Hi All! My facility is in the process of changing the way babies are handled at delivery and I need your help to find other facilities that do it this way! A little about my facility... We are... Read More

  1. by   LibraSunCNM
    Quote from not2bblue
    Ldrp only one unit. There are a few pp only nurses and a few nursery only nurses from when they first opened but now everyone hired needs to be able to do everything. You might be ld, pp, or nursery at any given time. Although TYPICALLY one nurse is assigned to catch baby if it is busy everyone miat pitch in. Yep catch a baby when you have 3 couplets. But the mom and baby are rarely seperated (circs, procedures, and nightly weights only) and they are trying to limit that but we only have 4 scales for 50 room so it is easier to do it in a central location. Baths are done in pt room under warmer whenever as long as not on blood sugars and the baby must have successfully fed at least 2 times. I like it this way a lot better. Mom stays in same room whole time. We might labor and keep her. Or give her to pp nurse and get another labor. It is super easy because we are one floor, one unit (although we are an entire hospital floor lol) and so there isn't a whole lot of conflict amongst labor and pp that I experienced in hospitals where they were different separate units.
    Wow 50 rooms! I've never heard of a hospital doing LDRP with such a large unit, that's awesome. I agree that there's often a lot of needless conflict between L&D and PP, I always wished I could work in a facility that did LDRP.
  2. by   jenrninmi
    I work in a level II LDRP and we are baby-friendly designated. Baby never leaves room unless absolutely necessary and for circs. All of our nurses have specialty of L&D or special care nursery nurse but we all do m/b. Any of our nurses can transition the newborn as we are all NRP certified. If we're busy sometimes we have a second RN in the room just to make sure baby is stable and then the l&d RN will finish up with mom and baby. That includes all meds, assessments, footprints, measurements... No bath until at least 12 hours (I had no idea hospitals still gave baths so soon after delivery). Even nightly weights , cchd, tcb, newborn screens and hearing screens are done in mom's room.
  3. by   JackieShorter
    We have a NAN on postpartum. Its the newborn admission Nurse. They go to the delivery shortly after the baby is born once called. They admit the baby in the labor and delivery room. This involves assessment, meds, weights, length, growth chart and help with feeding. Some are OR trained and attend c-sections in which they assign the apgars as well and are in right before delivery occurs. Moms are not separated from babies unless the baby goes to nicu or once on the floor the mother requests baby be in the nursery or for circumcions. We no longer have a nursery nurse. The nurse of the couplet is responsible for all lab work and testing for baby. The Nan does not take an assignment on the floor. She just admits the babies in ldr. On daylight their is an OR NAN and a regular LDR NAN.
  4. by   Leader25
    "ight now we are in the process of changing all of that! They would like for a postpartum nurse to attend the delivery and be the Baby Nurse. She would do the initial resuscitation, assign the APGAR's, and then do the whole admission process (except the bath, which will occur later during their stay), in the L&D recovery room. Babies that need closer observation, such as respiratory distress babies, as well as all c-section babies, will still go to the main nursery after delivery for admission. The "goal" or "purpose" of this new change is to keep the mother and baby together. However, there is a lot of push back from the postpartum nurses about not wanting to be the Baby Nurse. "

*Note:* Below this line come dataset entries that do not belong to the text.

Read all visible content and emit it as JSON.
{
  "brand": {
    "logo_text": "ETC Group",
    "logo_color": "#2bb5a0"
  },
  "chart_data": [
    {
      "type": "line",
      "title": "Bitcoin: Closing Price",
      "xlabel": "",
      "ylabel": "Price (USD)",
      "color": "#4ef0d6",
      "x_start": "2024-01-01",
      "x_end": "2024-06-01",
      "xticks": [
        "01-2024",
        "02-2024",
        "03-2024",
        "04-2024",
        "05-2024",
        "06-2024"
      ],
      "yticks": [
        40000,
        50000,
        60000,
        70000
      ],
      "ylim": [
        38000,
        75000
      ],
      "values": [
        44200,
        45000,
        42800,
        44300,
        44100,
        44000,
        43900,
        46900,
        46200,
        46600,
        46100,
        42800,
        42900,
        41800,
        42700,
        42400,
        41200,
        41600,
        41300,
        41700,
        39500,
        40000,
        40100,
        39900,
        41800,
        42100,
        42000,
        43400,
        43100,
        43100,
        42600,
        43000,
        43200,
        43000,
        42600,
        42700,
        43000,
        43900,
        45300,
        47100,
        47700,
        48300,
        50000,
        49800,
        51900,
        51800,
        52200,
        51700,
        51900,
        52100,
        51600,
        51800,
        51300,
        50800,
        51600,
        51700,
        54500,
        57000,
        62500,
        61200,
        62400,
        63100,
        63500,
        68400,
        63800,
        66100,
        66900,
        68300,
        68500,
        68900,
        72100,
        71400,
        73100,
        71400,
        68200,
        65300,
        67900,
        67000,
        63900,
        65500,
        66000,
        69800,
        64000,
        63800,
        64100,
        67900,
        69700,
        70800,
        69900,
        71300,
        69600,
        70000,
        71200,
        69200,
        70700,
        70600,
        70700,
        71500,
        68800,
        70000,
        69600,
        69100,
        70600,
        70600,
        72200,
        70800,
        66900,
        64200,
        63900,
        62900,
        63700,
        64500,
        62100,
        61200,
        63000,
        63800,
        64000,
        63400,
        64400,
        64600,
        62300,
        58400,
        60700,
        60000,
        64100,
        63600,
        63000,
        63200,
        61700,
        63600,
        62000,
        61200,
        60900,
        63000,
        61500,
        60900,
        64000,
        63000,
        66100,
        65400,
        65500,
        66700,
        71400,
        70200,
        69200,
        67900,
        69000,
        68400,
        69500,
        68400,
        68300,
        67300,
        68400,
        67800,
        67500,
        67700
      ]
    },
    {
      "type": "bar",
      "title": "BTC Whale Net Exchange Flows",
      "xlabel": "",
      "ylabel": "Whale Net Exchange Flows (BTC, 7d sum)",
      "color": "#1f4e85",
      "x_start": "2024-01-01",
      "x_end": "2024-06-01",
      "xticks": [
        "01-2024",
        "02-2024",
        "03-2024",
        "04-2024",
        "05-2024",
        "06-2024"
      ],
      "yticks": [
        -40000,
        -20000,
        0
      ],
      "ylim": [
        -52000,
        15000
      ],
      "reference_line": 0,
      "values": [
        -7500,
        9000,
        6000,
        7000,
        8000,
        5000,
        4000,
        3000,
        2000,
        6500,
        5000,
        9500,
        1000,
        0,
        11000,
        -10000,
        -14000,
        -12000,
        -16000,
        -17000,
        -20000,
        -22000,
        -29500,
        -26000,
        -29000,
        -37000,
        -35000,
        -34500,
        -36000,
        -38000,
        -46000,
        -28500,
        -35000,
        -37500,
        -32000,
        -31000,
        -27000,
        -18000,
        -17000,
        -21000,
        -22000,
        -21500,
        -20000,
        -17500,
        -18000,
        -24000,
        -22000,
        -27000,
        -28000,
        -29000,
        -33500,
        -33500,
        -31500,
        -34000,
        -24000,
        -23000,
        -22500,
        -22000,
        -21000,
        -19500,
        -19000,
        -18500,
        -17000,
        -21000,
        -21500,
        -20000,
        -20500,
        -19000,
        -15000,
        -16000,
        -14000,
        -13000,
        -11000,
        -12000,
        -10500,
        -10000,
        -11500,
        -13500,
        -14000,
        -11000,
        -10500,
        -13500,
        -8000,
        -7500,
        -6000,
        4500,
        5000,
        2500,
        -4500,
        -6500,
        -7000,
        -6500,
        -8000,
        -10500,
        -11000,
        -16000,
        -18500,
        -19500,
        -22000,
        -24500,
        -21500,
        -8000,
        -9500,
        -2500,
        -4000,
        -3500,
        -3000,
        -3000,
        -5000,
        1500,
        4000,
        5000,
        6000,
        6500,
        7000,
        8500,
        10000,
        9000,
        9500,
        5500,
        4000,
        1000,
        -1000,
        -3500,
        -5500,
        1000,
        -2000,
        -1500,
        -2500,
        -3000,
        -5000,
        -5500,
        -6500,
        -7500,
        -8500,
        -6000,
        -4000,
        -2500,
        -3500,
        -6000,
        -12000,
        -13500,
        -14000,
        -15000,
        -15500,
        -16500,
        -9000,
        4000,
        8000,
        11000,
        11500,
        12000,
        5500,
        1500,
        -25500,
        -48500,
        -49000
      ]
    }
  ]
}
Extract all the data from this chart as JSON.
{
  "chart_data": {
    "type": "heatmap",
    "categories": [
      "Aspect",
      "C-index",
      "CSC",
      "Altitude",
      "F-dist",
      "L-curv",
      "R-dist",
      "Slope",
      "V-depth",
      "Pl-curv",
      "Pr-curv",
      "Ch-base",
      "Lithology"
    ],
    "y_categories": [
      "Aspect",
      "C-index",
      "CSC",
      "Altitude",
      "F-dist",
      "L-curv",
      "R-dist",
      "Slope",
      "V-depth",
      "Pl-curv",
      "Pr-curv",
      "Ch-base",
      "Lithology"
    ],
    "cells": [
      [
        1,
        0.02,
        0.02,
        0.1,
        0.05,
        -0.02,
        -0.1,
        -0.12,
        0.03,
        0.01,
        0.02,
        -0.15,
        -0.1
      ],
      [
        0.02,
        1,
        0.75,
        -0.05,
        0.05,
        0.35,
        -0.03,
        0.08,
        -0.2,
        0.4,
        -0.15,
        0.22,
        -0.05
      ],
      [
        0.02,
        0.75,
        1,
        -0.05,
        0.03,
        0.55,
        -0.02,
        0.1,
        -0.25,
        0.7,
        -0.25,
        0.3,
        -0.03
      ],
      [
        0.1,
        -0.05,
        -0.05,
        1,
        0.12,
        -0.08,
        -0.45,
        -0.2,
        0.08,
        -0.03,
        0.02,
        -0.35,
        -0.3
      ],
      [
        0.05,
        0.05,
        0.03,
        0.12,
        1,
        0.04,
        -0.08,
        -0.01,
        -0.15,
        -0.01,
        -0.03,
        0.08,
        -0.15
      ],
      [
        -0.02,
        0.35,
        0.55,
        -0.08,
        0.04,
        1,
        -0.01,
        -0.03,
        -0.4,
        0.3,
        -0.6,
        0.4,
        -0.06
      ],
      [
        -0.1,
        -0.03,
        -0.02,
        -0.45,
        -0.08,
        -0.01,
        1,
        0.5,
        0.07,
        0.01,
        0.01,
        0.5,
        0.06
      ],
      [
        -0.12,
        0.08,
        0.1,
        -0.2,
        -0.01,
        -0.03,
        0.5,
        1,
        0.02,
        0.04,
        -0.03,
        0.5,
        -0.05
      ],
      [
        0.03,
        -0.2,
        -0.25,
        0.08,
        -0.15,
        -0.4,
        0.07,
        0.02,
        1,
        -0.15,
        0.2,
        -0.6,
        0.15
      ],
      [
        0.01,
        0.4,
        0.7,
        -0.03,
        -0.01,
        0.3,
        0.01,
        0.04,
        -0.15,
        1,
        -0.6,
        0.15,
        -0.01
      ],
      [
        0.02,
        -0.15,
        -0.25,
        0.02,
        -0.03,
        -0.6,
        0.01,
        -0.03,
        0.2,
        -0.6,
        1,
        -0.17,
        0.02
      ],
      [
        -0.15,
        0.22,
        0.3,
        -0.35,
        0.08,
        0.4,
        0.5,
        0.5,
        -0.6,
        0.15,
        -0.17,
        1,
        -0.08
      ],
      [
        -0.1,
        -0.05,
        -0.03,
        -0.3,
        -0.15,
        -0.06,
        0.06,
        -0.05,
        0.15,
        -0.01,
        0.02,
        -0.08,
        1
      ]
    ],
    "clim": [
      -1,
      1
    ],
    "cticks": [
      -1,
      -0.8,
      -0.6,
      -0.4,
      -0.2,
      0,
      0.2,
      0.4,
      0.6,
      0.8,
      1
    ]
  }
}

    I can understand why you are concerned and you should be ,but I am afraid they are trying this experiment in other places - now the so called Happy areas are full of overworked, unhappy nurses.
    Their claims that it is good for the patients are bogus - as parental complaints are up and many unhappy MDs -ob/gyns,peds etc.

    It is such a unfair unilateral change akin to being bullied.

    They are planning to change visitation policies ito more open ,... even in light of statistically increasing numbers of nurses being assaulted, shooter incidents.

    May all nurses be safe and well with these changes.